Y es que es cuanto menos moralmente cuestionable tratar de sacar réditos electorales, como algunos harán sin duda en los días y semanas venideros, del miedo, la frustración, el hartazgo y la desesperanza de millones de españoles y catalanes ante la situación actual y el cariz violento que está tomando. El momento reclama altura de miras, una visión de Estado, madurez democrática, que permita, al menos, trazar líneas rojas. Sánchez trató de estar a la altura condenando la violencia y conminando a todos los poderes con legitimidad democrática, empezando por el propio Torra, a que hiciera lo mismo. Trató de estar a la altura informando de que antes de dirigirse a la ciudadanía se había reunido con el resto de fuerzas políticas para pedir esa respuesta unitaria de condena. El tiempo dirá cómo juzgan su intento.
La situación sí requería, a mi entender, que quien tiene aún encomendada la tarea del Gobierno de la nación no quedara impasible ante los acontecimientos y la irrupción, por tercer día consecutivo y sin visos de parar (“hemos comenzado un camino de no retorno”) de la violencia callejera. Lo necesitaban quienes querían expresar un deseo de manifestarse pacíficamente para manifestar su indignación ante la sentencia del Supremo, y viven con horror cómo grupos de radicales se apropian y resignifican su gesto. A ellos se dirigió Sánchez para recordarles que están en su derecho cuando ejercen el derecho de manifestación, que la Constitución les reconoce y que compete a las fuerzas del orden amparar.
Lo necesitaban quienes, desde el bando contrario, están hastiados con el independentismo y ven cómo a los paros en cercanías, cortes de carreteras y cancelación de vuelos se suman ahora las barricadas, la quema de coches y el desorden generalizado. A ellos Sánchez les prometió que la aplicación de la ley, con las garantías de un Estado de derecho, les devolvería pronto la calma y una normalidad que, ante la situación y la profunda brecha en la sociedad catalana que el Procés ha provocado llevándose amistades y familias por delante, sólo puede ser relativa.

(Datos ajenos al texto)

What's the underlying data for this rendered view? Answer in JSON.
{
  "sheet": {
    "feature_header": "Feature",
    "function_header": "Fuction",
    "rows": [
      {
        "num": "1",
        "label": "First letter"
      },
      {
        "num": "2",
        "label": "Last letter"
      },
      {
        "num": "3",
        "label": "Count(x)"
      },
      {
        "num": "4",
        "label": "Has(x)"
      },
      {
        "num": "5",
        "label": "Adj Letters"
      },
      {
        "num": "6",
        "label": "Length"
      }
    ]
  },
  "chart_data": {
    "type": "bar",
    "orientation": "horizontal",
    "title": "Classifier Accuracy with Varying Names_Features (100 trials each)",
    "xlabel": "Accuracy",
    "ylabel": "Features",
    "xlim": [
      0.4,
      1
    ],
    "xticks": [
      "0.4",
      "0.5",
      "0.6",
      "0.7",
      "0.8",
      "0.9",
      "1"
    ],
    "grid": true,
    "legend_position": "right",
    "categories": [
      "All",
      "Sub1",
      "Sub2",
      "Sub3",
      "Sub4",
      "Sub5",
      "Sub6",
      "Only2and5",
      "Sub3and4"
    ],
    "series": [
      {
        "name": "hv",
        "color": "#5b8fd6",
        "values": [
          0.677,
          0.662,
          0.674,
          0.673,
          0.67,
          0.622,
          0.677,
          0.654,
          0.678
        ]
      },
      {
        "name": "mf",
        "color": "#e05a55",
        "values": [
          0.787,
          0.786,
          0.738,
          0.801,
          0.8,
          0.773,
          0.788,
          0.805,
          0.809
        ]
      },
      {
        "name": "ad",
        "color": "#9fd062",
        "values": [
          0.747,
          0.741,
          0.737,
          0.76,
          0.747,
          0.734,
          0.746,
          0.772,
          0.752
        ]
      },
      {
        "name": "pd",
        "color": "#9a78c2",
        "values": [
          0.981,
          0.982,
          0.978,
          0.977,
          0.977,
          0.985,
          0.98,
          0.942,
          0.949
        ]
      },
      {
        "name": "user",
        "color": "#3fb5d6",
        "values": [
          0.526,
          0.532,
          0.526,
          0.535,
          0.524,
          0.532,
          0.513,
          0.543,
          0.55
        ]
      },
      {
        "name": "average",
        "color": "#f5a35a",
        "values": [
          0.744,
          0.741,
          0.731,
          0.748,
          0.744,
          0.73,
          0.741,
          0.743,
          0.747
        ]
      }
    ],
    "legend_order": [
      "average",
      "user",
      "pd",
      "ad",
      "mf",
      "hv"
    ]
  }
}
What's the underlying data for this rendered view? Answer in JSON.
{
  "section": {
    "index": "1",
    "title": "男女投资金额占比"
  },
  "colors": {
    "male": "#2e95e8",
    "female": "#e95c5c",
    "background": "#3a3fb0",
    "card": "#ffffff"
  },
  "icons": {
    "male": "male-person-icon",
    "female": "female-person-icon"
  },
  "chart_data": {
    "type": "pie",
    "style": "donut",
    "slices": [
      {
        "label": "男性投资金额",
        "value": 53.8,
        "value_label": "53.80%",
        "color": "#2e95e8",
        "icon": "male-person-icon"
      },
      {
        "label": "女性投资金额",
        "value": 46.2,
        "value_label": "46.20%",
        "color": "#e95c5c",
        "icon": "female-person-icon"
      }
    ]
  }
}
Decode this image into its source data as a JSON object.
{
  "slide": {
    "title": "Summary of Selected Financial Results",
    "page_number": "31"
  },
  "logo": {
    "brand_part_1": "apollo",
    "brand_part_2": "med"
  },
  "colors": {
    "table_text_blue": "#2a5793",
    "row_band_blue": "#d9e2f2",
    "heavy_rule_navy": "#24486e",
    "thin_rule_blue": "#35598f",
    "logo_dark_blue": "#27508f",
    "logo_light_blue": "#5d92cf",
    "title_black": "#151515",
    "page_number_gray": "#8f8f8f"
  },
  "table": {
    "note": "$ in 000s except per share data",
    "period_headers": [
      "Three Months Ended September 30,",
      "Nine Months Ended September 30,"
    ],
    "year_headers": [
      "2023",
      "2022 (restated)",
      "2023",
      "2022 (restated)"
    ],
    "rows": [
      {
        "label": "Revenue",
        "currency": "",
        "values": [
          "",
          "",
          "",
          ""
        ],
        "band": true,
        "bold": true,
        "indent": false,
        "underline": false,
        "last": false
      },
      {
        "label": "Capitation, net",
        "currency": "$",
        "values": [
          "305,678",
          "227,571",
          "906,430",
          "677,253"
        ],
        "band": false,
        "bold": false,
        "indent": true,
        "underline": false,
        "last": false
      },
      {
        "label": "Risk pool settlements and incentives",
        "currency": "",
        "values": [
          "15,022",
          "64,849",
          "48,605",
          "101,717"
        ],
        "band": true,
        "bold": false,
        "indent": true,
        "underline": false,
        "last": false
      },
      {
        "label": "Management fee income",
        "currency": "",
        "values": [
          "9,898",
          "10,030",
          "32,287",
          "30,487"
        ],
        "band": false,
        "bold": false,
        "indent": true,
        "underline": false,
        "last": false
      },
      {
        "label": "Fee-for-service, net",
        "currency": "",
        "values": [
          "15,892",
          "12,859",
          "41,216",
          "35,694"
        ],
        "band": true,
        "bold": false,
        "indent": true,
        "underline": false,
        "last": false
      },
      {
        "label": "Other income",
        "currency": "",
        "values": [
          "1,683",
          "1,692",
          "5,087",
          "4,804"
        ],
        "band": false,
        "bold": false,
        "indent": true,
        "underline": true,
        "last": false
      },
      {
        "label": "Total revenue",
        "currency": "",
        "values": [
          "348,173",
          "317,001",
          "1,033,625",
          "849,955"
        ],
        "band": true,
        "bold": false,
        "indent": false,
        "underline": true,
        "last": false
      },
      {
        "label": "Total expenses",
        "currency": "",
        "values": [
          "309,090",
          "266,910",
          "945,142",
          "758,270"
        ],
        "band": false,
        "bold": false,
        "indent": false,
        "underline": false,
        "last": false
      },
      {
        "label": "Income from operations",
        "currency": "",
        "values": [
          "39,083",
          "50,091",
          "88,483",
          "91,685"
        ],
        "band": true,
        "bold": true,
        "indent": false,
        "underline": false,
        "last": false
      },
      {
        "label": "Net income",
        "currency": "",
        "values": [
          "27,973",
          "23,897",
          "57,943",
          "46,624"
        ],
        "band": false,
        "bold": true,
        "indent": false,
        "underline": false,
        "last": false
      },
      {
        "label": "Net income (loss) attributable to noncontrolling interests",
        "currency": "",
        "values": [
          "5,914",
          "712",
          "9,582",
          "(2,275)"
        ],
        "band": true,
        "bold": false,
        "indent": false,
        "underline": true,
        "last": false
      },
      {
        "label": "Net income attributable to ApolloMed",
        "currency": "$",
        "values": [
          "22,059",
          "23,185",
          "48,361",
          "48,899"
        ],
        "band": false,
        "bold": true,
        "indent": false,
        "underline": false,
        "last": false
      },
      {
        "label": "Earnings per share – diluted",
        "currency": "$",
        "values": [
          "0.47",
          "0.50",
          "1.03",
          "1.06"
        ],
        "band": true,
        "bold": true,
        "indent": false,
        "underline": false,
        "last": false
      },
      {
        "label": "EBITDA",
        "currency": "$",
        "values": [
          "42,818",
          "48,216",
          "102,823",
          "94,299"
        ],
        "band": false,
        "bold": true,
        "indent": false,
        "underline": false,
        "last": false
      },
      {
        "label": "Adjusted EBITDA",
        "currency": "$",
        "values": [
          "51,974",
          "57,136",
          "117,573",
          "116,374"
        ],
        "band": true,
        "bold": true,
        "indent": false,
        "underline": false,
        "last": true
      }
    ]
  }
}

Lo necesitaban quienes desempeñan la difícil tarea de mantener el orden sin perder la calma en momentos de crispación máxima, las fuerzas de seguridad, a quienes Sánchez dedicó las primeras palabras de agradecimiento encomendándoles además la más difícil tarea: no entrar en la provocación, no ofrecer mártires a la causa, no regalar imágenes con respuestas desproporcionadas que luego circularían por el mundo entero. Que las primeras noches de disturbios se saldaran con casi igual número de asistencias sanitarias a manifestantes y a fuerzas policiales demuestra que de momento esas fuerzas están ejerciendo esa autocontención, expresión, también ésta, de madurez democrática. Ojalá que no les venza la fatiga.
Consecuencias
En todo caso parece que la irrupción de expresiones violentas marca un antes y un después en el movimiento independentista, un movimiento que, desde el principio se quiso deliberadamente pacifista. Y que dos serán las consecuencias más previsibles. En primer lugar, es posible que muchos independentistas y grupos de la sociedad civil sientan un rechazo profundo hacia las manifestaciones violentas y que esto genere, como está empezando a suceder, fracturas en el seno del movimiento que se salden con su debilitamiento. Por otro lado, es casi inevitable que la violencia no genere más violencia y no invite a una espiral de odio que tense cada vez más la situación y haga cada vez más difícil el diálogo y la solución política de un problema que en esencia lo es y sólo como tal puede ser resuelto. Pues ni las sentencias, por moderadas que pretendan ser, ni las fuerzas del orden, por moderadas que logren ser, pueden ser la respuesta a la situación de Cataluña. Requiere madurez democrática entenderlo de una vez por todas.